She shows me the doll-like maquette upon which Pepita is based, moving its arms and legs into different positions and imagining new pieces. “Now she’s a bench, now she’s a chair,” Stout muses. “I definitely feel a deep connection to her and the other girls.” The squad in question is a series of cartoonish lamps and mirrors, the naked female forms of which Stout sculpts in clay and paints candy colors. One girl does a headstand; another sits on a friend’s shoulders. Wires go in and out of bodies; nipples at times double as touch sensor switches. “It’s not about being sexy,” Stout says. “The girls are just having fun."
The same could be said of her. In the past few years, Stout has taken the art and design worlds by storm creating furnishings that seem to laugh in the face of convention, all the while letting you in on the joke. A shaggy armoire is clad entirely in tube socks; braided rugs take the form of eyes or lips; chairs are at turns unexpected—stuffed with fabric, wrapped in vinyl—and provocatively functionless, their upholstered frames totally limp. This off-kilter sense of beauty has quickly won over daring aesthetes such as fashion iconoclast Jeremy Scott and AD100 designer Kelly Wearstler, who notes, “Katie has a truly unique point of view. She pushes materiality and takes major risks. Her work is confident and a little punk.”
Making furniture has long appealed to Stout, who studied at Rhode Island School of Design. “RISD was soooo emotional,” she says with the kind of easy laugh that only time and distance can afford. Freshman year her mother passed away, after which Stout dropped all but one of her classes, eventually regaining her footing in the furniture department. “I’ve always been obsessed with the domestic world,” she reflects. “Furniture opens people’s minds as to what a home life can be. It’s my way of lightening the mood.”

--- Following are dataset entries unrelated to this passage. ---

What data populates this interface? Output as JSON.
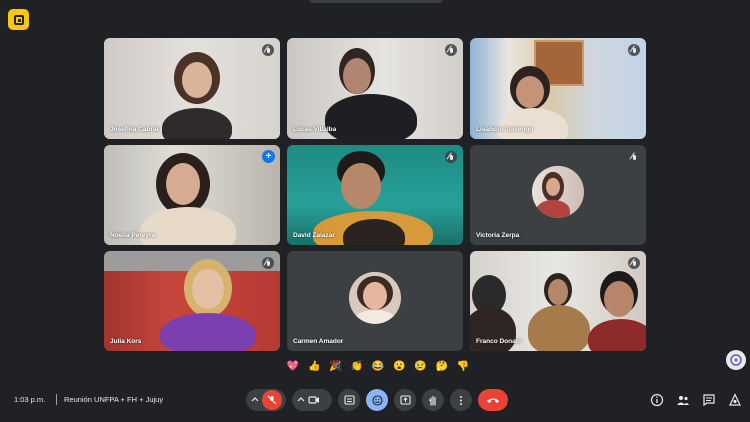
{
  "app": {
    "logo_name": "app-logo"
  },
  "tiles": [
    {
      "name": "Josefina Cabral",
      "speaking": false,
      "show_mic_off": true
    },
    {
      "name": "Lucas Villalba",
      "speaking": false,
      "show_mic_off": true
    },
    {
      "name": "Lisandro Torrengo",
      "speaking": false,
      "show_mic_off": true
    },
    {
      "name": "Noelia Pereyra",
      "speaking": true,
      "show_mic_off": false,
      "pinned_icon": "+"
    },
    {
      "name": "David Zalazar",
      "speaking": false,
      "show_mic_off": true
    },
    {
      "name": "Victoria Zerpa",
      "speaking": false,
      "show_mic_off": true
    },
    {
      "name": "Julia Kors",
      "speaking": false,
      "show_mic_off": true
    },
    {
      "name": "Carmen Amador",
      "speaking": false,
      "show_mic_off": false
    },
    {
      "name": "Franco Donato",
      "speaking": false,
      "show_mic_off": true
    }
  ],
  "reactions": [
    "💖",
    "👍",
    "🎉",
    "👏",
    "😂",
    "😮",
    "😢",
    "🤔",
    "👎"
  ],
  "bottom": {
    "time": "1:03 p.m.",
    "meeting_title": "Reunión UNFPA + FH + Jujuy"
  },
  "colors": {
    "background": "#202124",
    "tile": "#3c4043",
    "accent_blue": "#8ab4f8",
    "end_call_red": "#ea4335",
    "logo_yellow": "#f9c80e"
  }
}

At school, she developed the technical expertise that would later help lead her to victory as the winner of the first season of Ellen’s Design Challenge. “RISD’s furniture department was very traditional,” she says of her training. “You’d learn how to execute a design—how to draw, how to build.” Her first piece of furniture was a wood table in the shape of an udder, the maternal metaphors of which are not lost on her. “I was looking at it recently and thought—Wow, nothing’s changed, but everything’s changed.”
For her exhibition at R & Co., opening September 26, Stout envisions a kind of slumber party. “Sleepovers are a place for weirdness and conversation,” Stout explains. “There’s always some sort of revelation.” In the works are a number of creative departures, including girls woven out of wicker, jute rugs, a sequined bed frame, and a dining set in extruded plastic. She’s also collaborating with stone fabricators to translate tiny clay models into full-size marble seating. “Everything will talk to each other but be experimental in its own right,” she says, suddenly wistful at the thought of parting with her pieces. “I need to be less emotional about the things I make.”